Because the very people who are in the system are corrupted by alluring carrots and threatening sticks, it's no accident that high stake measurements skew reality.

Like the hospitals who might turn away the sickest patients in an attempt to improve its mortality rate - schools might turn away or alienate the weakest students in an attempt to improve their test scores.

Current day accountability measures attempt to ensure at least a basic level of standards are upheld; ironically, it may be those very same accountability measures that constantly drop the bar to the lowest common standard. Or as Youngme Moon puts it, this kind of accountability encourages a herdlike regression toward the mean.

Schools aren't getting better, they are simply becoming more like each other.

We are drowning in standardized mediocrity.

All this lends itself well to understanding what educational psychologist Gerald Bracey said:

There is a growing technology of testing that permits us now to do in nanoseconds things that we shouldn't be doing at all.

High stakes testing encourages schools to see struggling students as an albatross - they are seen as clientel who should be avoided. Like the hospital who turn away the sickest patients - this is a disturbingly chilling vision of public education.


  1. This reminds me of the Australian entrepreneur in Drive that gave his employees 20% of their time to do whatever they liked. The CFO freaked out, calculating that if employees chose to abuse this privelege, they could lose millions. The CEO refused to monitor his employees though, knowing the very observation would erode trust and ironically push employees to start abusing the system.
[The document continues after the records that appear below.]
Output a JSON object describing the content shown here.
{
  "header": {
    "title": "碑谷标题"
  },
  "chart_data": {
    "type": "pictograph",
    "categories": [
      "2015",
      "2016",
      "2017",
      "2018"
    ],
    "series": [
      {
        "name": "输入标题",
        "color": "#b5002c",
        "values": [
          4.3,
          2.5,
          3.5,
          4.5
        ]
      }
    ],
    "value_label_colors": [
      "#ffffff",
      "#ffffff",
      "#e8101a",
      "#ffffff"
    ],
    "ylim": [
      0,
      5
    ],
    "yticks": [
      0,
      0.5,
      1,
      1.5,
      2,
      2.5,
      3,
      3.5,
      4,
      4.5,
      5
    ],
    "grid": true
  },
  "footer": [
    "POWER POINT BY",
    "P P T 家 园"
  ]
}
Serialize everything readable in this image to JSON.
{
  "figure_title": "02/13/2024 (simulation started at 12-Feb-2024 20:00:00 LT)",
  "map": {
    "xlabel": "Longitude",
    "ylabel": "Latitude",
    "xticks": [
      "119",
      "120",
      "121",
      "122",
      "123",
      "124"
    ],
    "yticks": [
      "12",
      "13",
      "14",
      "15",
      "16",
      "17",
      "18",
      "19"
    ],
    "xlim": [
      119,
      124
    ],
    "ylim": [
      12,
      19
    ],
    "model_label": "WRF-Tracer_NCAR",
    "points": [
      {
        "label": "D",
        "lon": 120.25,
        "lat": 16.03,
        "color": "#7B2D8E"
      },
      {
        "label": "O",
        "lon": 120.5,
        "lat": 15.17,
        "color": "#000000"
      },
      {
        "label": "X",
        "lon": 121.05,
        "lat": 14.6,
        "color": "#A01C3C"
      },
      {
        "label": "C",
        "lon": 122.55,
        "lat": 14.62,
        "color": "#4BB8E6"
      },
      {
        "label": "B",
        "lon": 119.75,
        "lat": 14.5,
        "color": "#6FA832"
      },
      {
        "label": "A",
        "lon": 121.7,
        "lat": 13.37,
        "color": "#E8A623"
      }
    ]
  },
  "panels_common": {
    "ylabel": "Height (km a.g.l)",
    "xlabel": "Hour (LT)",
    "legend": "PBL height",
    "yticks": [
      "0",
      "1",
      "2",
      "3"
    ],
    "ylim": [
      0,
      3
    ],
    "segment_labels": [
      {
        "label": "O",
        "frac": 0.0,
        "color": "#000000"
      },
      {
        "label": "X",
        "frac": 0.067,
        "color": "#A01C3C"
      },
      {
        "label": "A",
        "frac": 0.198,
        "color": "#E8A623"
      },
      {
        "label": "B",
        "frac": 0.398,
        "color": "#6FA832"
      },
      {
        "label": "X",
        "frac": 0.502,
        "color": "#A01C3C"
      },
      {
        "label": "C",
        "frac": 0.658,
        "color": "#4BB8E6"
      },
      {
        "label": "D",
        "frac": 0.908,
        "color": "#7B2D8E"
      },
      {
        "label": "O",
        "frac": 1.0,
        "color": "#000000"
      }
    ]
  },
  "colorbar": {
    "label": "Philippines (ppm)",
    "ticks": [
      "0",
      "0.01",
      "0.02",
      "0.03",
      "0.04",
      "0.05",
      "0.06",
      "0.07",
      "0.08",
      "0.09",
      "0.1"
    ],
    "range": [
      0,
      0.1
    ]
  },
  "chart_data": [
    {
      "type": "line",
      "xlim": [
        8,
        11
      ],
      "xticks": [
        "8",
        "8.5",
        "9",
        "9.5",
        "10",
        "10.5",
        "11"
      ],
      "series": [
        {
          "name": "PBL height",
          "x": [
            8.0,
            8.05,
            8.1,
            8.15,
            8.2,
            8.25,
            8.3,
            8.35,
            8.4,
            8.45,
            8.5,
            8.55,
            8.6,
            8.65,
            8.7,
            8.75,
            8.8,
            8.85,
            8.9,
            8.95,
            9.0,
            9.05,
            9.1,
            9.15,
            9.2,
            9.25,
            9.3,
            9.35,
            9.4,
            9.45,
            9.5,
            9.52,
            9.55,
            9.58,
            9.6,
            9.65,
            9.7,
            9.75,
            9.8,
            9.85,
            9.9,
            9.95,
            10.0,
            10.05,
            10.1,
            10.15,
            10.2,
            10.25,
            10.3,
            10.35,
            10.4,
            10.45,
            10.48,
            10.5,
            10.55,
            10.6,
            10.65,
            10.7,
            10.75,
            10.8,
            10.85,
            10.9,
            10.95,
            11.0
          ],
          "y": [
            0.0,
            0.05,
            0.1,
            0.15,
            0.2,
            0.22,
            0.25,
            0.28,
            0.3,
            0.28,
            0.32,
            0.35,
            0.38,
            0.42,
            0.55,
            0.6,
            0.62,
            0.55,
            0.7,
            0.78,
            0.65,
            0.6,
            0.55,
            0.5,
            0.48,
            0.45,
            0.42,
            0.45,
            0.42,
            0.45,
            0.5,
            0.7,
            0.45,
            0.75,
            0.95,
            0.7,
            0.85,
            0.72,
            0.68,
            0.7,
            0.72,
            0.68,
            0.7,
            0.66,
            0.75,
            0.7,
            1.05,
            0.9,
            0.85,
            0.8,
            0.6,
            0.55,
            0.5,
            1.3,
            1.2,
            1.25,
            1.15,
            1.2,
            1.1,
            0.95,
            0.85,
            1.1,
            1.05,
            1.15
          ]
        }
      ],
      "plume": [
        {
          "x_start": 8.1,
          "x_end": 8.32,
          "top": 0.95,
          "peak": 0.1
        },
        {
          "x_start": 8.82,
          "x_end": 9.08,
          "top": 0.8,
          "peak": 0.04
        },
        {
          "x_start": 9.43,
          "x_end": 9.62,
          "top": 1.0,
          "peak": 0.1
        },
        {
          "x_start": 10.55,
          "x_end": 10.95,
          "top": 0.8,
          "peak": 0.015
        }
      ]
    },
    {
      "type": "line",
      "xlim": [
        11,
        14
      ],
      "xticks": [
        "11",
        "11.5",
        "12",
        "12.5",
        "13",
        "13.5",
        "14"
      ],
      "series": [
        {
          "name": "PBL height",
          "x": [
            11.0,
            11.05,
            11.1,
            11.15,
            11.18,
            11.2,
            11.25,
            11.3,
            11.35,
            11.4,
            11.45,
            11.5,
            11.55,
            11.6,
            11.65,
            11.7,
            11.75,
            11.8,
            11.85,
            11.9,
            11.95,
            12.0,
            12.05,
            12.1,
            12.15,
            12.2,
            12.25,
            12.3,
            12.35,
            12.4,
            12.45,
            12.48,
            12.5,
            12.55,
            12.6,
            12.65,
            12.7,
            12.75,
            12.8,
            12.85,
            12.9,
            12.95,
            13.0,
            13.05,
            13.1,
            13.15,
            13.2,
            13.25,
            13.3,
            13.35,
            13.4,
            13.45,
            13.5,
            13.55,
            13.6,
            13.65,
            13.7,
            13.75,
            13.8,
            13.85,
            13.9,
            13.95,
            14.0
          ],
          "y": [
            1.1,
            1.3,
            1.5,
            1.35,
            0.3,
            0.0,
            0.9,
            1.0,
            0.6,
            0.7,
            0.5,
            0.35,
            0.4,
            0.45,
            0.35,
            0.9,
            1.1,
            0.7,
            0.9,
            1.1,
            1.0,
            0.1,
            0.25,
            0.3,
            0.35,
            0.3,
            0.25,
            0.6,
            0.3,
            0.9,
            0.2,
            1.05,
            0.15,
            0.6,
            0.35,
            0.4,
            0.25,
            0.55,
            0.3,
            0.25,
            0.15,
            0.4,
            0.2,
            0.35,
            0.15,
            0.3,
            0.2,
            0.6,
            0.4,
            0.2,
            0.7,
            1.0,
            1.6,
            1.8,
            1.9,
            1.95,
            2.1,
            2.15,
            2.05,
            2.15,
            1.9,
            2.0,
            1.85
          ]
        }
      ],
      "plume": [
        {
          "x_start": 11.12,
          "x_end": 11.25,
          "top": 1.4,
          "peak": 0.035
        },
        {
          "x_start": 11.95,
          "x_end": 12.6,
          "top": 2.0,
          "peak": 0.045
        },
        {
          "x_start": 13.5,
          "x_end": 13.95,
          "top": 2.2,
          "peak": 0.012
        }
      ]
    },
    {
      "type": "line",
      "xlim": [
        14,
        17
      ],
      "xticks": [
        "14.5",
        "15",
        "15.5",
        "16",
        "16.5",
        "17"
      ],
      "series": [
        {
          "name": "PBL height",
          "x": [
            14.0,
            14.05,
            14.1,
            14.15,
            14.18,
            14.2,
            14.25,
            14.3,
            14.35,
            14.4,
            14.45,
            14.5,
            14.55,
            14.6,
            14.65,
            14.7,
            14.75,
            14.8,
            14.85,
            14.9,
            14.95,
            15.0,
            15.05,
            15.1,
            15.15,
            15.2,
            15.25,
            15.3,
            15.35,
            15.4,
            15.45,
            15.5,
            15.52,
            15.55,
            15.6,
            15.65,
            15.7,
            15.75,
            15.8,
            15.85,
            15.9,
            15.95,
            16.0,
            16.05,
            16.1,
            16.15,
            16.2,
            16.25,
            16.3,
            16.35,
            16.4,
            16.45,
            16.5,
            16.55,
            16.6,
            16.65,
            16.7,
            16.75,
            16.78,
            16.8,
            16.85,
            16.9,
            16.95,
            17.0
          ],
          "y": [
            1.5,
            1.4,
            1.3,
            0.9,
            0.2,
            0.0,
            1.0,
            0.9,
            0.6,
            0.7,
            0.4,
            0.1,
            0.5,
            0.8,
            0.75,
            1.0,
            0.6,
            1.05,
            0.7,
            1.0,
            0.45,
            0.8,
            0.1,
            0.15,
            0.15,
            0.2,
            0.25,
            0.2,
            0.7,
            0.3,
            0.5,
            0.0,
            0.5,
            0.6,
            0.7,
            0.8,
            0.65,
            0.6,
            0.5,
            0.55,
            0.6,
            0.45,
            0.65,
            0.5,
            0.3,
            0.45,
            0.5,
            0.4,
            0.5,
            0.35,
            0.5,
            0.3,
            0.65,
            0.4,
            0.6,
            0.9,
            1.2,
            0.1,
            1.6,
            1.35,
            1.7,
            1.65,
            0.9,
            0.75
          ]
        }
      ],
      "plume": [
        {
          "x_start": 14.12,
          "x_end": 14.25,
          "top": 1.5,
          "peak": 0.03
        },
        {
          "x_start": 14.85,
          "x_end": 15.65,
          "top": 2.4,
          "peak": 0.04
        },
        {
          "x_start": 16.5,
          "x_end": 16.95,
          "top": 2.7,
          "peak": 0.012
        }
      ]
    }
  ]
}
So he ignored his CFO's fears, employees were never held accountable for their 20% time, and profits continued to soar.

    For so many people, it's just too damn scary to have faith in their fellow (wo)man, no matter how much data you give them to show that it works.

  2. Joe,

    enjoyed your blog. Alfie Kohn says the results of testing can be predicted by the number of years of post secondary education of the mother of the child. I teach at a community school in Saskatoon and face the possiblity of test scores being shared in the newspaper.
    Given that, what I find equally alarming is that schools can't seem to figure out what and how they need to change, to improve the quality of our product.

    Tim Comfort

  3. Amen and amen. That last sentence is brilliant.


  4. Thanks for introducing Youngme Moon to me. It might be interesting to juxtapose a contrary argument some time. I say this because I am drawn into the clarity of the ideas you share and wonder if I am maintaining a balance.

    Tim Comfort closes by expressing his frustration with the extremity of the problem. It is a tangle. After many years I have resigned myself to this reality. There is no straight path and certainly no single path to improved learning. There is only the next group, the next individual, and the next teachable moment. The bean-counters have absolutely no idea.

    This morning I watched a hyperactive uber-geek nine-year-old volunteer to pair up with a timid socially awkward ten-year-old who has never been in a regular classroom. He drew the shy boy into the activity and helped him take the first steps into learning. No sterile curriculum benchmark or clever test will ever measure that moment adequately. It makes me weep.